Thursday, July 16, 2009

Finally, A Shot Of Reality In The Health Care Debate

There is a terrible reality in the current national debate on health care reform that no one, regardless of whether they're conservative or liberal, wants to admit: too many treatments today are too expensive for the benefits they offer and consume resources that could, and should, be redirected to other patients. In other words, we can spend a lot on one patient or spend smaller amounts on a lot of patients, but we can't afford to spend a lot on a lot of patients. There are hard choices to make when it comes to health care, and we shouldn't pretend otherwise. The only way to afford universal health care will be to deny certain treatments to patients, especially those patients whose long-term survival is already dubious.

Let me give you an example from my own experience. From February to July, 2007, I was administered a chemotherapy "cocktail" every two weeks. It was a potent brew that included several pricey drugs such as Eloxatin, Fluorouracil, and Avastin; I had to go to St. David's Hospital in Austin for the infusion, which took several hours.

And it cost over $50,000 a month for those treatments, which turned out to be totally ineffective. My cancer returned less than two months after the end of the chemo, and that's when I put my foot down and said "no!" to any more chemo. In other words, all those treatments-----all that money-----were a complete waste. I might as well taken that $50K each month and gone to Las Vegas instead; the results would have been the same and I would have had a much better time.

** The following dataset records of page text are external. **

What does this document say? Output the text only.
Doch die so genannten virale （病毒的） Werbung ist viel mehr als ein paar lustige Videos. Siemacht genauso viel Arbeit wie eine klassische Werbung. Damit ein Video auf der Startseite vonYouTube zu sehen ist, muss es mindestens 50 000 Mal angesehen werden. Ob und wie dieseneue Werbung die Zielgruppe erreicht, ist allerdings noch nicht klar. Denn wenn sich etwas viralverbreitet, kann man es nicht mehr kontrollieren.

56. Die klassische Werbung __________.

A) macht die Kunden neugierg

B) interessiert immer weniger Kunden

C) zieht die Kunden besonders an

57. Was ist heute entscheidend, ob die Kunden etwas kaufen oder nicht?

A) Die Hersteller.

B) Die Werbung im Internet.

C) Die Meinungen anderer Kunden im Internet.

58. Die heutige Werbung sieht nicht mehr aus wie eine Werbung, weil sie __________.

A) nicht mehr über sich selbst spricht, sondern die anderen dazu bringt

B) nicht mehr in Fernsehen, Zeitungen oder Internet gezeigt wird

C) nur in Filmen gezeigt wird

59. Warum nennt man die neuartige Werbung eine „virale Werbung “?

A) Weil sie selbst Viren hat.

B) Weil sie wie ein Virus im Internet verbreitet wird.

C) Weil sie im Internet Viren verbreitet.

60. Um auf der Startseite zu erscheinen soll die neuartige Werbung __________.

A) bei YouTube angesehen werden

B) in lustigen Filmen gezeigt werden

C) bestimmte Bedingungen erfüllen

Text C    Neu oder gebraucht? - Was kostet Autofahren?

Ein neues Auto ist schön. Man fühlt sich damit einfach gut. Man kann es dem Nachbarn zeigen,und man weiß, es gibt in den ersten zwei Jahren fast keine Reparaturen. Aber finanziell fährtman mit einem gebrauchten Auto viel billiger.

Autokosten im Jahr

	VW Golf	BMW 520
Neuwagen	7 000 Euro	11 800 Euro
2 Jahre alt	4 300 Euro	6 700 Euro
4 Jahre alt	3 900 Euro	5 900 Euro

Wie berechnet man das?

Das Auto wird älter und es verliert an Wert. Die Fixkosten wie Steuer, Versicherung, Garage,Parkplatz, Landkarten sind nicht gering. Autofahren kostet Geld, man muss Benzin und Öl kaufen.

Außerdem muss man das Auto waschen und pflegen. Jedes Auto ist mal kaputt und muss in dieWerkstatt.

My case is hardly unique. Many very expensive treatments fail more often than they work, and even when they do the net gain is measured in months instead of years. I have to wonder if that money spent for me each month should have been spent instead on programs for early detection of various diseases, childhood vaccination programs, etc. In other words, was my life really so valuable compared to the needs of other people?

Honesty compels me to say "no."

And if we're going to be honest about health care reform, we're going to have to admit we can't afford to give everyone anything and everything that might help them. We, as a nation, will have to reach a point where we say that a patient gets a treatment if there is a 60% chance it might work but a treatment will be denied if there is only a 30% chance it will work.

Some individuals will have to suffer for the good of others. There is no getting around that terrible truth.

That's why I was pleased to see the New York Times publish this piece by Peter Singer, a professor of bioethics at Princeton, in which he openly discusses the hard choices we must soon start making. Read it.

Rationing and denial of certain treatments is inevitable in the health care system. The only question is whether it will be done by the government or by the market. But it will be done, and don't fool yourself into thinking it can be avoided.